I have created a model testing pipeline for use in my internship and is run on Google Colab. This pipeline allows for the testing of multiple sets of models and parameters back-to-back. It will spin up a model and a set of parameters in a user-defined manner, perform training for 15 epochs, validating after every epoch. It uses two
ModelCheckpoints to save models as h5 files, one to save every epoch, and another to save only the best epoch, under a known name in a different folder, so that it can be easily loaded later.
For reference, every model/parameter set tested is identified using a unique tester id and a model count number, which is incremented every model. The model checkpoints saved every epoch also have the epoch number appended to the end.
After all 15 epochs, the best model is loaded and evaluated on our testing set. Then the next model and set of parameters is spun up and the process repeats until it hits a user-defined stopping point.
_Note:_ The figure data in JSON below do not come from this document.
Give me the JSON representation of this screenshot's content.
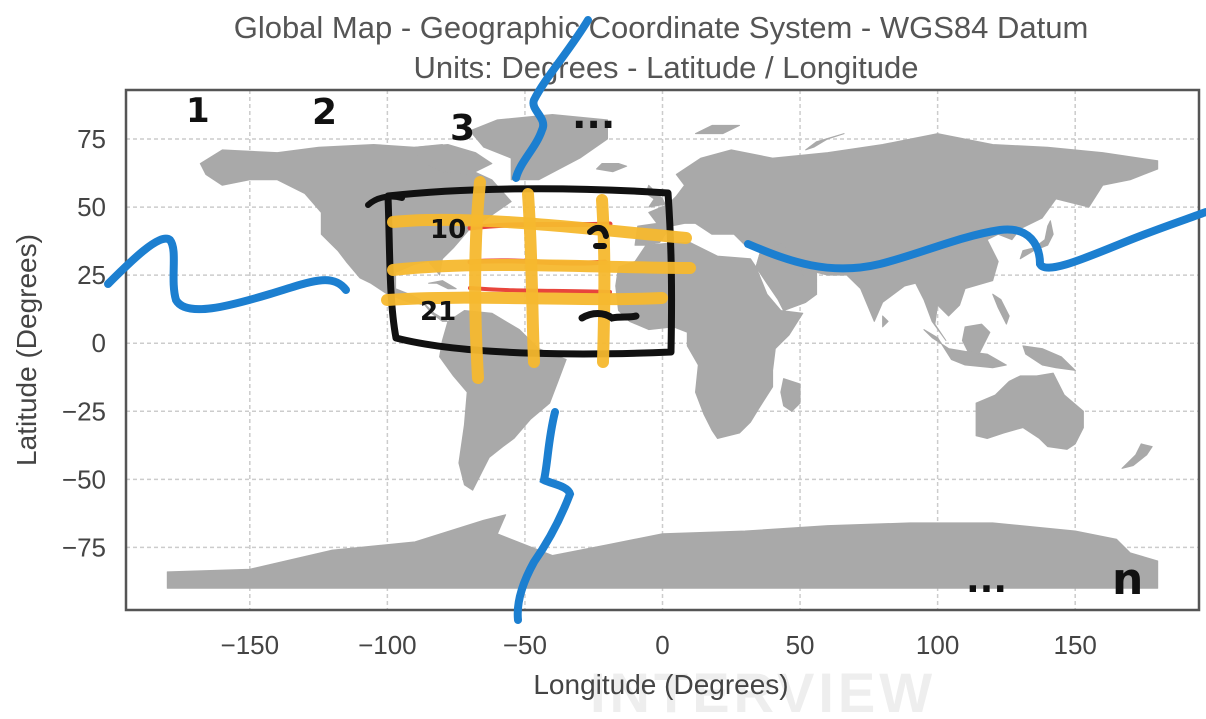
{
  "map": {
    "title_line1": "Global Map - Geographic Coordinate System - WGS84 Datum",
    "title_line2": "Units: Degrees - Latitude / Longitude",
    "xlabel": "Longitude (Degrees)",
    "ylabel": "Latitude (Degrees)",
    "xlim": [
      -195,
      195
    ],
    "ylim": [
      -98,
      93
    ],
    "x_ticks": [
      -150,
      -100,
      -50,
      0,
      50,
      100,
      150
    ],
    "x_tick_labels": [
      "−150",
      "−100",
      "−50",
      "0",
      "50",
      "100",
      "150"
    ],
    "y_ticks": [
      75,
      50,
      25,
      0,
      -25,
      -50,
      -75
    ],
    "y_tick_labels": [
      "75",
      "50",
      "25",
      "0",
      "−25",
      "−50",
      "−75"
    ],
    "grid": true,
    "grid_style": "dashed",
    "land_color": "#a9a9a9",
    "frame_color": "#555555"
  },
  "annotations": {
    "bbox_color": "#111111",
    "bbox_lon": [
      -100,
      5
    ],
    "bbox_lat": [
      -5,
      55
    ],
    "grid_color": "#f5b82e",
    "grid_lines_lon": [
      -65,
      -45,
      -20
    ],
    "grid_lines_lat": [
      38,
      27,
      16
    ],
    "highlight_color": "#e8453c",
    "wave_color": "#1c7fd0",
    "cell_labels": [
      "1",
      "2",
      "3",
      "...",
      "10",
      "21",
      "n",
      "..."
    ]
  },
  "watermark": {
    "text": "INTERVIEW"
  }
}
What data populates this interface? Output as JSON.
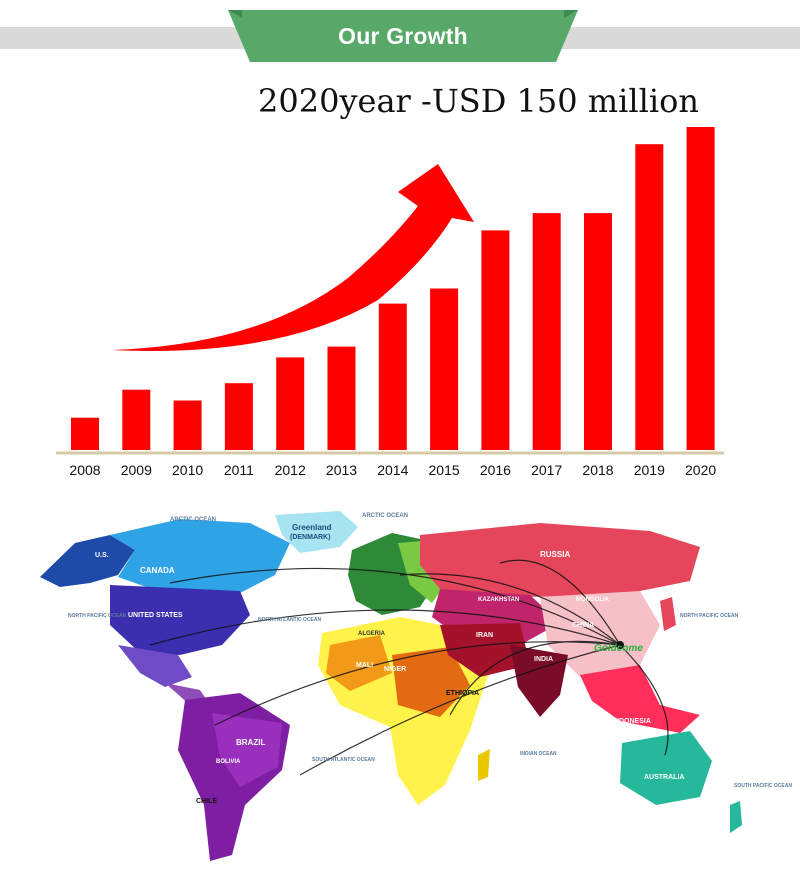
{
  "header": {
    "title": "Our Growth",
    "ribbon_color": "#58a86a",
    "band_color": "#d9d9d9"
  },
  "headline": "2020year -USD 150 million",
  "chart_data": {
    "type": "bar",
    "categories": [
      "2008",
      "2009",
      "2010",
      "2011",
      "2012",
      "2013",
      "2014",
      "2015",
      "2016",
      "2017",
      "2018",
      "2019",
      "2020"
    ],
    "values": [
      15,
      28,
      23,
      31,
      43,
      48,
      68,
      75,
      102,
      110,
      110,
      142,
      150
    ],
    "title": "2020year -USD 150 million",
    "xlabel": "",
    "ylabel": "",
    "ylim": [
      0,
      150
    ],
    "unit": "USD million",
    "bar_color": "#ff0000",
    "axis_color": "#d6c9a4",
    "grid": false,
    "trend_arrow_color": "#ff0000"
  },
  "map": {
    "labels": {
      "arctic_ocean_left": "ARCTIC OCEAN",
      "arctic_ocean_right": "ARCTIC OCEAN",
      "greenland": "Greenland",
      "denmark": "(DENMARK)",
      "us": "U.S.",
      "canada": "CANADA",
      "united_states": "UNITED STATES",
      "north_pacific_left": "NORTH PACIFIC OCEAN",
      "north_atlantic": "NORTH ATLANTIC OCEAN",
      "russia": "RUSSIA",
      "mongolia": "MONGOLIA",
      "kazakhstan": "KAZAKHSTAN",
      "china": "CHINA",
      "iran": "IRAN",
      "india": "INDIA",
      "brand": "Goldcome",
      "north_pacific_right": "NORTH PACIFIC OCEAN",
      "algeria": "ALGERIA",
      "mali": "MALI",
      "niger": "NIGER",
      "ethiopia": "ETHIOPIA",
      "brazil": "BRAZIL",
      "bolivia": "BOLIVIA",
      "chile": "CHILE",
      "south_atlantic": "SOUTH ATLANTIC OCEAN",
      "indian_ocean": "INDIAN OCEAN",
      "indonesia": "INDONESIA",
      "australia": "AUSTRALIA",
      "south_pacific": "SOUTH PACIFIC OCEAN"
    }
  }
}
At least, that is how it is supposed to work.
What happens instead is that the first model to be run goes according to plan. Then the next model is loaded up and trains and validates for one epoch. However, when it comes time to save the checkpoint for the first epoch, the following is thrown:
RuntimeError: Unable to create link (name already exists)
After that occurs, the only way I have found to not encounter the error at the end of the first epoch is to reset the Colab runtime. At which point I get an additional 1 model out of it before the error occurs again. (Note: this is not the same 1 model that I got out before, I adjusted the method parameters to start at the next model that needed to run)
Finally, to firmly lay to rest the most common causes of this error, I have tried running both
for i, w in enumerate(model.weights): print(i, w.name). I do not have duplicate names indicated by either of these.
I am unsure why this behavior is occuring, my best guess is that it would fall under some combination of Colab's caching behavior and whatever methodology
ModelCheckpoint uses to save the files causing it to interpret a name overlap where there is none.
Any further insight that can be provided as to why this is occurring and how to solve it would be greatly appreciated.